Optional partitions include:

  • /boot

    Some people like to separate the boot loader and kernel images into an own partition. This might even be necessary for old x86 boxes where the BIOS can only access the first 1024 cylinders. On PowerPC systems with Yaboot as boot loader a '/boot' partition must not be used.

    This seperate partition might also be necessary if a filesystem such as Ext4, Reise4, etc. or LVM/RAID is used which the boot-loader does not support to read.

    Size: Only a few MB are needed.

  • a second /

    For rescue or maintenance purposes a second, minimal installation can be considered.

    Size: Some hundred MB, depending on the rescue feature set.

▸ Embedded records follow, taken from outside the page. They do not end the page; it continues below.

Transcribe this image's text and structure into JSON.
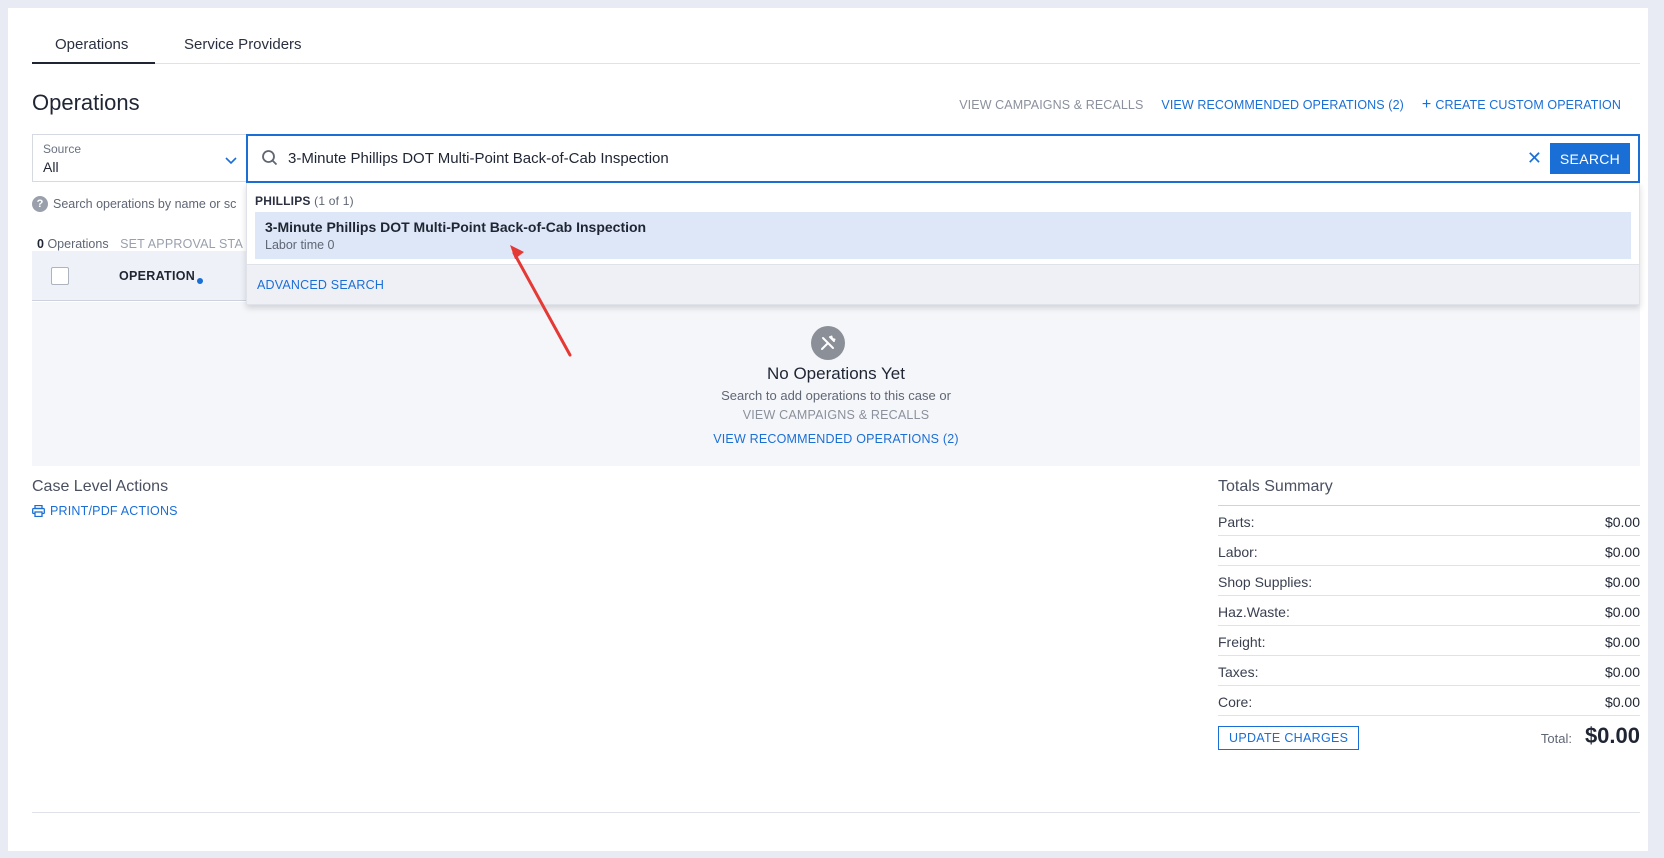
{
  "tabs": [
    {
      "label": "Operations",
      "active": true
    },
    {
      "label": "Service Providers",
      "active": false
    }
  ],
  "page_title": "Operations",
  "top_actions": {
    "campaigns": "VIEW CAMPAIGNS & RECALLS",
    "recommended": "VIEW RECOMMENDED OPERATIONS (2)",
    "create": "CREATE CUSTOM OPERATION"
  },
  "source": {
    "label": "Source",
    "value": "All"
  },
  "search": {
    "value": "3-Minute Phillips DOT Multi-Point Back-of-Cab Inspection",
    "button": "SEARCH",
    "hint": "Search operations by name or sc"
  },
  "dropdown": {
    "group": "PHILLIPS",
    "group_count": "(1 of 1)",
    "result_title": "3-Minute Phillips DOT Multi-Point Back-of-Cab Inspection",
    "result_sub": "Labor time 0",
    "advanced": "ADVANCED SEARCH"
  },
  "ops_bar": {
    "count": "0",
    "label": "Operations",
    "set_approval": "SET APPROVAL STA"
  },
  "table": {
    "col_operation": "OPERATION"
  },
  "empty": {
    "title": "No Operations Yet",
    "sub": "Search to add operations to this case or",
    "campaigns": "VIEW CAMPAIGNS & RECALLS",
    "recommended": "VIEW RECOMMENDED OPERATIONS (2)"
  },
  "case": {
    "title": "Case Level Actions",
    "print": "PRINT/PDF ACTIONS"
  },
  "totals": {
    "title": "Totals Summary",
    "rows": [
      {
        "label": "Parts:",
        "value": "$0.00"
      },
      {
        "label": "Labor:",
        "value": "$0.00"
      },
      {
        "label": "Shop Supplies:",
        "value": "$0.00"
      },
      {
        "label": "Haz.Waste:",
        "value": "$0.00"
      },
      {
        "label": "Freight:",
        "value": "$0.00"
      },
      {
        "label": "Taxes:",
        "value": "$0.00"
      },
      {
        "label": "Core:",
        "value": "$0.00"
      }
    ],
    "update_button": "UPDATE CHARGES",
    "total_label": "Total:",
    "total_value": "$0.00"
  },
  "colors": {
    "accent": "#1a6fd6",
    "highlight": "#dde7f7",
    "arrow": "#e53935"
  }
}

For architecture dependent examples see Appendix Appendix A, Partitioning Examples. When you finished the partition of the disk select 'Install the system ...'. If you have trouble in this phase you hopefully find help in section the section called “Troubleshooting”.

Installation Source

Now you can select an install source - usually a CD-ROM or a network URL. For a normal installation the default values are ok and you simply select 'Start gasgui Package Manager (recommended)'.

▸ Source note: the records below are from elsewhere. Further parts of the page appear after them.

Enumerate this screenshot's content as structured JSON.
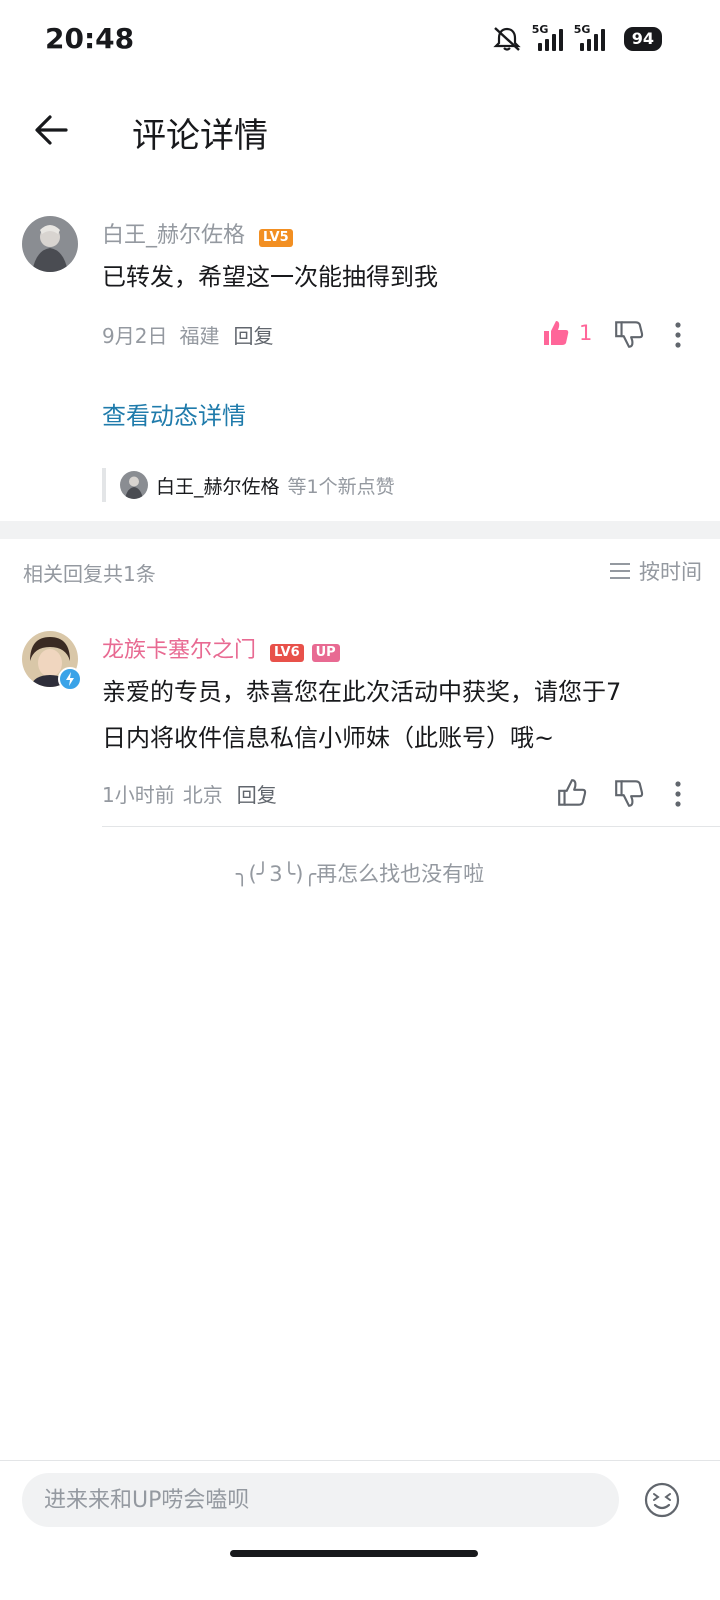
{
  "status_bar": {
    "time": "20:48",
    "network1": "5G",
    "network2": "5G",
    "battery": "94"
  },
  "header": {
    "title": "评论详情"
  },
  "main_comment": {
    "username": "白王_赫尔佐格",
    "level": "LV5",
    "level_color": "#f28f22",
    "text": "已转发，希望这一次能抽得到我",
    "date": "9月2日",
    "location": "福建",
    "reply_label": "回复",
    "like_count": "1",
    "like_color": "#ff6699",
    "view_post_link": "查看动态详情",
    "likes_user": "白王_赫尔佐格",
    "likes_suffix": "等1个新点赞"
  },
  "replies_header": {
    "count_text": "相关回复共1条",
    "sort_label": "按时间"
  },
  "reply": {
    "username": "龙族卡塞尔之门",
    "level": "LV6",
    "level_color": "#e8514a",
    "up_badge": "UP",
    "text_line1": "亲爱的专员，恭喜您在此次活动中获奖，请您于7",
    "text_line2": "日内将收件信息私信小师妹（此账号）哦~",
    "time": "1小时前",
    "location": "北京",
    "reply_label": "回复"
  },
  "end_text": "╮(╯3╰)╭再怎么找也没有啦",
  "input": {
    "placeholder": "进来来和UP唠会嗑呗"
  }
}
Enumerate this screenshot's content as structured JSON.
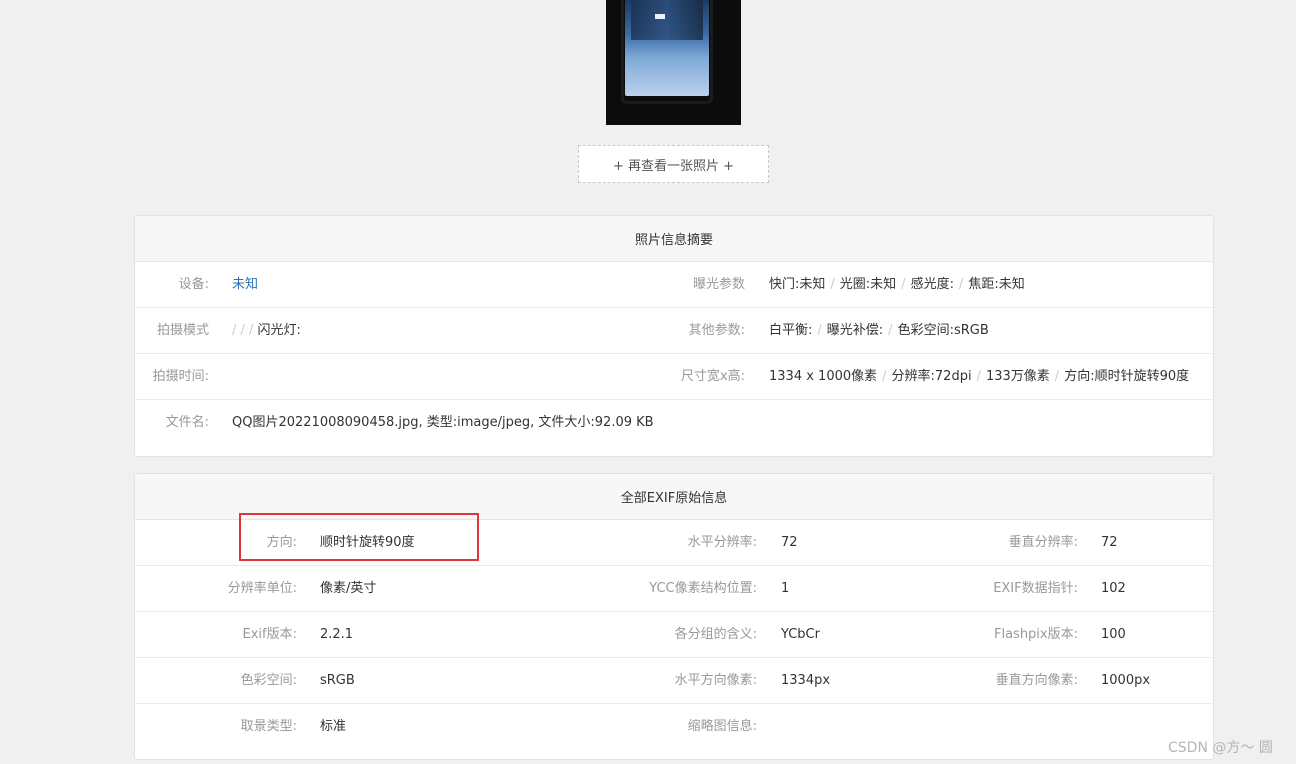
{
  "more_button": "+ 再查看一张照片 +",
  "summary": {
    "title": "照片信息摘要",
    "device_label": "设备:",
    "device_value": "未知",
    "exposure_label": "曝光参数",
    "shutter": "快门:未知",
    "aperture": "光圈:未知",
    "iso": "感光度:",
    "focal": "焦距:未知",
    "mode_label": "拍摄模式",
    "mode_seps": "/ / /",
    "flash": "闪光灯:",
    "other_label": "其他参数:",
    "white_balance": "白平衡:",
    "exposure_comp": "曝光补偿:",
    "color_space": "色彩空间:sRGB",
    "time_label": "拍摄时间:",
    "size_label": "尺寸宽x高:",
    "dimensions": "1334 x 1000像素",
    "resolution": "分辨率:72dpi",
    "megapixels": "133万像素",
    "orientation": "方向:顺时针旋转90度",
    "filename_label": "文件名:",
    "filename_value": "QQ图片20221008090458.jpg, 类型:image/jpeg, 文件大小:92.09 KB"
  },
  "exif": {
    "title": "全部EXIF原始信息",
    "rows": [
      [
        [
          "方向:",
          "顺时针旋转90度"
        ],
        [
          "水平分辨率:",
          "72"
        ],
        [
          "垂直分辨率:",
          "72"
        ]
      ],
      [
        [
          "分辨率单位:",
          "像素/英寸"
        ],
        [
          "YCC像素结构位置:",
          "1"
        ],
        [
          "EXIF数据指针:",
          "102"
        ]
      ],
      [
        [
          "Exif版本:",
          "2.2.1"
        ],
        [
          "各分组的含义:",
          "YCbCr"
        ],
        [
          "Flashpix版本:",
          "100"
        ]
      ],
      [
        [
          "色彩空间:",
          "sRGB"
        ],
        [
          "水平方向像素:",
          "1334px"
        ],
        [
          "垂直方向像素:",
          "1000px"
        ]
      ],
      [
        [
          "取景类型:",
          "标准"
        ],
        [
          "缩略图信息:",
          ""
        ],
        [
          "",
          ""
        ]
      ]
    ]
  },
  "watermark": "CSDN @方～ 圆",
  "colors": {
    "link": "#2d6fb4",
    "highlight": "#e0353b",
    "background": "#f0f0f0"
  }
}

The installer will read the package database from the installation source and present a list of profiles (e.g. minimal or full workstation) with default package selections. You can alter the list including using automated dependency resolution.

Selecting 'install' will extract all the package selected and ask for the disk if a CD installation is performed. Make sure you have your preferred tea, coffee of book handy.

Post Installation

After the package extraction the STONE utility will lead you through a number of questions like the root password, keyboard mapping, language, hardware, network and offer you the possibility to setup your favorite boot loader. Do not forget to enable one of the boot-loaders if you want like to be able to boot into the freshly installed system later.

You can rerun this setup anytime in your installed system by executing stone.

If you want or need to perform other changes before the first boot, you can do so by chroot-ing into the new target system in /mnt/target:

chroot /mnt/target /bin/bash

If the machine you are installing on has no monitor it may be useful to set up serial support for the bootloader and init (for more information see Appendix Appendix B, Serial Console).

Cross fingers: Now you should be able to boot into your freshly installed system. Unmount the file-systems and reboot executing the minimalistic 'shutdown' present on the install-system.

Since T2 Linux users like to keep their systems up-to-date they usually make a copy of their /etc and /home directories and, with reasonable efficiency, duplicate the older settings.

To automate rebuilding your configuration it is possible to use Cfengine (the GNU Configuration Engine, see appendix the section called “CFEngine - a Configuration Engine”).